Best Agent Architecture for Conversational Chatbot Using Remote MCP Tools

HailHydra863 · November 10, 2025, 7:00pm

Hi everyone,

I’m working on a personal project - building a conversational chatbot that solves user queries using tools hosted on a remote MCP (Model Context Protocol) server. I could really use some advice or suggestions on improving the agent architecture for better accuracy and efficiency.

Project Overview

The MCP server hosts a set of tools (essentially APIs) that my chatbot can invoke.
Each tool is independent, but in many scenarios, the output of one tool becomes the input to another.
The chatbot should handle:
- Simple queries requiring a single tool call.
- Complex queries requiring multiple tools invoked in the right order.
- Ambiguous queries, where it must ask clarifying questions before proceeding.

What I’ve Tried So Far

1. Simple ReAct Agent

A basic loop: tool selection → tool call → final text response.
Worked fine for single-tool queries.
Failed/ Hallucinates tool inputs for many scenarios where mutiple tool call in the right order is required.
Fails to ask clarifying questions whenever required.

2. Planner–Executor–Replanner Agent

The Planner generates a full execution plan (tool sequence + clarifying questions).
The Executor (a ReAct agent) executes each step using available tools.
The Replanner monitors execution, updates the plan dynamically if something changes.

Pros: Significantly improved accuracy for complex tasks.
Cons: Latency became a big issue — responses took 15s–60s per turn, which kills conversational flow.

Performance Benchmark

To compare, I tried the same MCP tools with Claude Desktop, and it was impressive:

Accurately planned and executed tool calls in order.
Asked clarifying questions proactively.
Response time: ~2–3 seconds.

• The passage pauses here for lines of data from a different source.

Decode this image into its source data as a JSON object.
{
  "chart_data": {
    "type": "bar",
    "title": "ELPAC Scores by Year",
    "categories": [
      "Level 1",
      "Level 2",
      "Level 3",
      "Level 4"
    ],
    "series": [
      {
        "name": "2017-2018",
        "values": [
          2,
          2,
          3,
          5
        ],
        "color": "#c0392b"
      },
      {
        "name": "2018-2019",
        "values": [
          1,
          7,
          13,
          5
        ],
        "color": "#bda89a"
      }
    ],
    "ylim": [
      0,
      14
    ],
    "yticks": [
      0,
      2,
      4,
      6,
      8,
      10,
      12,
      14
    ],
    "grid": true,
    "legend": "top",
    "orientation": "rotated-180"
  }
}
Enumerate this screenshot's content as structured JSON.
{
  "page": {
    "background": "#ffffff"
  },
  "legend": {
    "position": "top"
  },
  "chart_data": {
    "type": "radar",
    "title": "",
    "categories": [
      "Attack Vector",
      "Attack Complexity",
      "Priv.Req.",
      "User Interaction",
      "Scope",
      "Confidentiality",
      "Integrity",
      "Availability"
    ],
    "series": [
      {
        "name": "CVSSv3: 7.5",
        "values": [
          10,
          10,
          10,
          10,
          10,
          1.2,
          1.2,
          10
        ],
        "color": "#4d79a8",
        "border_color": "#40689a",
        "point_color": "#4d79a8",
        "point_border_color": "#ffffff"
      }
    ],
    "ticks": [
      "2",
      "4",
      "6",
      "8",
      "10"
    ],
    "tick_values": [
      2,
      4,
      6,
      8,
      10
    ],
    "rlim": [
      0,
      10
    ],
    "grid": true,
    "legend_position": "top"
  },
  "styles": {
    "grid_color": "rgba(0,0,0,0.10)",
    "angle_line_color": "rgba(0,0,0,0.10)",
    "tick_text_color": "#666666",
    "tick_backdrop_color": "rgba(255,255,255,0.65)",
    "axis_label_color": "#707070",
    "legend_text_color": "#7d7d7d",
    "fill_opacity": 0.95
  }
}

That’s exactly the kind of balance between accuracy and speed I want.

What I’m Looking For

I’d love to hear from folks who’ve experimented with:

Alternative agent architectures (beyond ReAct and Planner-Executor).
Ideas for reducing latency while maintaining reasoning quality.
Caching, parallel tool execution, or lightweight planning approaches.
Ways to replicate Claude’s behavior using open-source models (I’m constrained to Mistral, LLaMA, GPT-OSS).

Lastly,
I realize Claude models are much stronger compared to current open-source LLMs, but I’m curious about how Claude achieves such fluid tool use.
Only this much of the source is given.